High-yield dividend stocks offer cash flow with full liquidity, meaning you can add, trim, or exit a position on any trading day. That combination of yield and flexibility is why income-focused investors favor telecom, energy infrastructure, and healthcare real estate.
We screened our 24/7 Wall St. dividend equity research database for stocks paying massive dividends and found a collection that can generate over $5,790 a year in passive annual income if you invest $30,000 in each stock at the time of this writing.
Healthpeak Properties
- Stock #3: Healthpeak Properties (NYSE:DOC | DOC Price Prediction)
- Yield: 7%
- Shares for $30,000: ~1,791
- Annual Passive Income: ~$2,185
Healthpeak Properties is a healthcare REIT concentrated in three high-demand segments: life sciences, outpatient medical, and senior housing. As a REIT, it must distribute at least 90% of taxable income to shareholders, structurally pushing yields higher than most equity categories. The company pays a monthly dividend of $0.10167 per share, translating to an annualized rate of $1.22 per share.
The portfolio is actively expanding. Healthpeak acquired a South San Francisco life science campus for $600 million and executed 2.1 million square feet of new and renewal leases in outpatient medical and lab space. The company is planning a spinoff of its senior housing assets into a separate REIT called Janus Living. Institutional investors hold nearly 98% of the float. The analyst consensus target sits at $19.84, above the current trading price of $16.54.

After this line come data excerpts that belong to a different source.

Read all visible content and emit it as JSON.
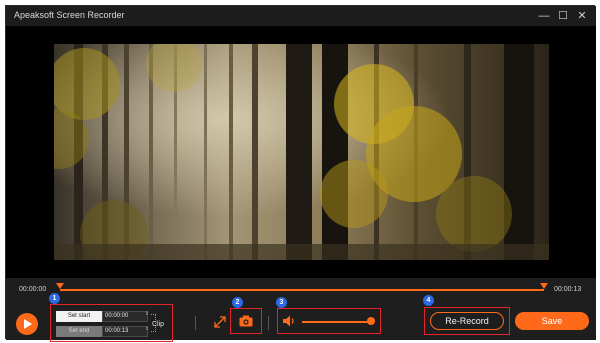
{
  "window": {
    "title": "Apeaksoft Screen Recorder",
    "controls": {
      "minimize": "—",
      "maximize": "☐",
      "close": "✕"
    }
  },
  "timeline": {
    "start_time": "00:00:00",
    "end_time": "00:00:13"
  },
  "clip": {
    "set_start_label": "Set start",
    "set_end_label": "Set end",
    "start_value": "00:00:00",
    "end_value": "00:00:13",
    "label": "Clip"
  },
  "annotations": [
    "1",
    "2",
    "3",
    "4"
  ],
  "volume": {
    "level": 1.0
  },
  "buttons": {
    "rerecord_label": "Re-Record",
    "save_label": "Save"
  },
  "colors": {
    "accent": "#ff6a1a",
    "highlight_box": "#e3252b",
    "badge": "#2b68e6",
    "background": "#1e1e1e"
  },
  "icons": [
    "play-icon",
    "expand-icon",
    "camera-icon",
    "speaker-icon",
    "spinner-up-icon",
    "spinner-down-icon"
  ]
}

Enterprise Products Partners
- Stock #2: Enterprise Products Partners (NYSE:EPD)
- Yield: ~6%
- Shares for $30,000: ~800
- Annual Passive Income: ~$1,760
Enterprise Products Partners is one of the largest midstream energy MLPs in North America, operating an integrated network of natural gas, NGL, crude oil, petrochemical, and refined product pipelines, processing plants, and storage facilities. The MLP pass-through structure means the partnership does not pay corporate income tax at the entity level, allowing it to distribute the bulk of operating cash flow directly to unitholders. A portion of each distribution is often tax-deferred, adding after-tax efficiency for taxable accounts.
The business delivered record NGL fractionation of 1.9 million barrels per day and record pipeline volumes of 14.1 million BPD-equivalent in Q4 2025. The current quarterly distribution is $0.55 per unit, annualizing to $2.20 per unit, and the partnership has grown its distribution for 27 consecutive years. Management authorized a $5 billion unit buyback program, with approximately $1.4 billion repurchased to date. Insiders own 33% of units outstanding, signaling strong alignment.
Verizon Communications
- Stock #1: Verizon Communications (NYSE:VZ)
- Yield: ~6%
- Shares for $30,000: ~652
- Annual Passive Income: ~$1,845
Verizon is the largest U.S. wireless carrier by subscribers, generating FY2024 revenue of $134.79 billion and free cash flow of $19.82 billion. Wireless service revenue has grown for 18 consecutive quarters, and the company has grown its fixed wireless access subscriber base to approximately 4.6 million, targeting 8 to 9 million by 2028. The pending Frontier Communications acquisition would expand its fiber footprint.
The most recent quarterly dividend came in at $0.7075 per share, reflecting continued dividend growth. Institutional investors hold about 69% of shares, and the analyst consensus price target is $51.58 against a current price of $45.14. The stock is up 17% year-to-date, showing that yield and price appreciation can coexist in telecom when fundamentals are solid.
Combined, these three positions generate $5,790 in annual passive income on a $90,000 investment, a blended yield of approximately 6%. Healthpeak Properties contributes $2,185, Enterprise Products Partners adds $1,760, and Verizon rounds out the portfolio with $1,845.
| Stock | Annual Income | Share of Total |
|---|---|---|
| DOC (Healthpeak Properties) | $2,185 | ~38% |
| VZ (Verizon) | $1,845 | ~32% |
| EPD (Enterprise Products Partners) | $1,760 | ~30% |
What separates this income portfolio from a rental property or private credit fund is the ability to reinvest distributions automatically, scale positions up or down without transaction friction, and hold three distinct economic drivers under one strategy. Cash flow that compounds quietly over time becomes the most consequential part of a portfolio.